Housing Starts (New Residential Construction)

The first of this morning’s two monthly economic reports was September's Housing Starts at 8:30 AM ET. The Commerce Department announced a 9.4% decline in new home groundbreakings, falling short of expectations. While the headline numbers appear to be good news for mortgage rates, the details in the data are not so much. This is because the decline is being attributed mostly to multi-family housing starts such as apartment buildings. New starts of single-family homes that are more relevant to mortgage rates actually rose last month. That forces us to consider the data negative news for rates.



Industrial Production and Capacity Utilization

September's Industrial Production data was released at 9:15 AM ET, revealing a 0.4% decline in output at U.S. factories, mines and utilities. This was a larger decline than expected, giving us another sign of manufacturing sector weakness. That makes the report good news for bonds and mortgage rates.



Geopolitical/Financial Issues

What is affecting bonds more than this data is the possible Brexit deal. It was widely believed that if Britain broke away from the EU without trade and other deals in place, it would be more disruptive to the global economy. What is bad for the economy is generally good news for bonds and mortgage pricing. Therefore, news of a smoother Brexit is being taken as unfavorable for bonds this morning. Fortunately, the response is somewhat modest so far.



Leading Economic Indicators (LEI) from the Conference Board

Tomorrow has a single fairly minor piece of data for the markets to digest with the release of September's Leading Economic Indicators (LEI) at 10:00 AM ET. This Conference Board index attempts to predict future economic activity, particularly during the next three to six months. Current forecasts are calling for an increase of 0.1% from August's reading. This would indicate that economic activity is likely to remain fairly calm over the next couple of months. A small increase would not be of much concern to the bond and mortgage market. A large decline would be favorable to mortgage pricing.

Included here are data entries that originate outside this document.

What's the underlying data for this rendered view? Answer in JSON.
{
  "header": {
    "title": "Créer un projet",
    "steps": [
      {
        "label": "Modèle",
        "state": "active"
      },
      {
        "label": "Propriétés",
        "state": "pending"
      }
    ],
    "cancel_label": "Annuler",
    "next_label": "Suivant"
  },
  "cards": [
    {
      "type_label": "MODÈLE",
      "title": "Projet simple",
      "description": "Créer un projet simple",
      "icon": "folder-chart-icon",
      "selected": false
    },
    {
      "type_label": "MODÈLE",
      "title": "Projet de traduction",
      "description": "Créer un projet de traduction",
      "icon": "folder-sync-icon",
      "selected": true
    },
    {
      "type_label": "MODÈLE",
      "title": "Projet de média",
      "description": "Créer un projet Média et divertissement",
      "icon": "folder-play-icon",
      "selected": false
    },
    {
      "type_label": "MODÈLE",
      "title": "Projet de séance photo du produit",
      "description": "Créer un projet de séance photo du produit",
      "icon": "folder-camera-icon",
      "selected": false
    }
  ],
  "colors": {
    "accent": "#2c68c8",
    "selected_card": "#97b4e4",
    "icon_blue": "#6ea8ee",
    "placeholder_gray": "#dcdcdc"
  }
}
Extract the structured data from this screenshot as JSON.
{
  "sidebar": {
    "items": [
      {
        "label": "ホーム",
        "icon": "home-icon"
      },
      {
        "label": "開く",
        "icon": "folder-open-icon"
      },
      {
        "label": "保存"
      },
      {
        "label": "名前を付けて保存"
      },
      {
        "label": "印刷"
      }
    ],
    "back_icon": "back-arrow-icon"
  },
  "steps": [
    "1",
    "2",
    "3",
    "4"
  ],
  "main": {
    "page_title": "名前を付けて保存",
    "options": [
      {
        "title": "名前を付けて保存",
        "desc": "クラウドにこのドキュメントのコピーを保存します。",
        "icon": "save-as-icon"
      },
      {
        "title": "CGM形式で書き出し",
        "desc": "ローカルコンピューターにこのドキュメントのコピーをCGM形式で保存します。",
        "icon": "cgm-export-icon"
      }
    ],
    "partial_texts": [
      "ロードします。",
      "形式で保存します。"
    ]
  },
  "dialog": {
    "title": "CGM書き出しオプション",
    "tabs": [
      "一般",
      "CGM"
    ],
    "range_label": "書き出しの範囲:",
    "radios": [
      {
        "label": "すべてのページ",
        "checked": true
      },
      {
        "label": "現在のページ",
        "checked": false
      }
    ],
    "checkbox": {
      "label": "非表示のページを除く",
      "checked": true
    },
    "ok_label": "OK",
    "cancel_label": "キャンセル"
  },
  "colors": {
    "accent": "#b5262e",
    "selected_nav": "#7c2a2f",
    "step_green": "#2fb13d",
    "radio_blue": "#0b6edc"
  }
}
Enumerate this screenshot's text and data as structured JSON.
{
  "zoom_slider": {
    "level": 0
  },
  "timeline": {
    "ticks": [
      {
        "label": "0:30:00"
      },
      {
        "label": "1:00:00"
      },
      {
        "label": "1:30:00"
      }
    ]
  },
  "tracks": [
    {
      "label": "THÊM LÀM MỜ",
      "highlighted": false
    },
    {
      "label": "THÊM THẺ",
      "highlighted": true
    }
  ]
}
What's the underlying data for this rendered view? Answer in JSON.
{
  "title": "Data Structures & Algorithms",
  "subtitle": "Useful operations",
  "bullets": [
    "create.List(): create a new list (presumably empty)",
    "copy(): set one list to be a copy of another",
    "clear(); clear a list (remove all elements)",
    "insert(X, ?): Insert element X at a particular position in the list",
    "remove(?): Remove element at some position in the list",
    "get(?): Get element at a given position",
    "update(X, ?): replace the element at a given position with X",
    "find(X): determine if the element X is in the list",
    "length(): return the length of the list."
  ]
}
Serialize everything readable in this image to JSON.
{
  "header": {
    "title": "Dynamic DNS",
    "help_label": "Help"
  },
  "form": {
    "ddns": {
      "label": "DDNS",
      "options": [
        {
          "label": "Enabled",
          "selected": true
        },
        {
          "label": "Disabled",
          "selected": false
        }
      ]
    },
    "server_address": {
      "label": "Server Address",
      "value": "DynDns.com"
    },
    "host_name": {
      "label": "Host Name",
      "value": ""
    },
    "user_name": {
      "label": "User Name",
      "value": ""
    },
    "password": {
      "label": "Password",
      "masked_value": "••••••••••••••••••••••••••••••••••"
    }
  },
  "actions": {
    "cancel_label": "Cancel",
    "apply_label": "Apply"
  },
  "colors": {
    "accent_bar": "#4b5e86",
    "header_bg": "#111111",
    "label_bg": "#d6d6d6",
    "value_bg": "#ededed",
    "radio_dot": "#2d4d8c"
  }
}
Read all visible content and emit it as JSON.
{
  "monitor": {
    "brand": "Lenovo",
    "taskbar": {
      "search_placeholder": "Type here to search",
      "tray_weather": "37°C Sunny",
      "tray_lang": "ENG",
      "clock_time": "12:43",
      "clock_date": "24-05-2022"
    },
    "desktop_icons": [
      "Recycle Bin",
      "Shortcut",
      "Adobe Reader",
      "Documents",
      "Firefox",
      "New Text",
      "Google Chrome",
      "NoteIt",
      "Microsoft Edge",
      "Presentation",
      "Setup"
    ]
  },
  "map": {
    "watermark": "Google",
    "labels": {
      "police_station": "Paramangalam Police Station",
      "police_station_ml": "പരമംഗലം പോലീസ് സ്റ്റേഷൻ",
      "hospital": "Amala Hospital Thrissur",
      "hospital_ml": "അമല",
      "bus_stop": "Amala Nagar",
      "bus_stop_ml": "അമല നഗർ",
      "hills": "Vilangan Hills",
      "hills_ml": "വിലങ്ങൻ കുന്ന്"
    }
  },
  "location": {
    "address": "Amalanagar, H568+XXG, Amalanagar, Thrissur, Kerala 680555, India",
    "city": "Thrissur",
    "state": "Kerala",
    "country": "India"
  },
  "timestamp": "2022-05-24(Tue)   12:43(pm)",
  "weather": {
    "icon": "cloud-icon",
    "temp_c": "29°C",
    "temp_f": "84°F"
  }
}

Float / Lock Recommendation

If I were considering financing/refinancing a home, I would.... Lock if my closing was taking place within 7 days... Lock if my closing was taking place between 8 and 20 days... Float if my closing was taking place between 21 and 60 days... Float if my closing was taking place over 60 days from now... This is only my opinion of what I would do if I were financing a home. It is only an opinion and cannot be guaranteed to be in the best interest of all/any other borrowers.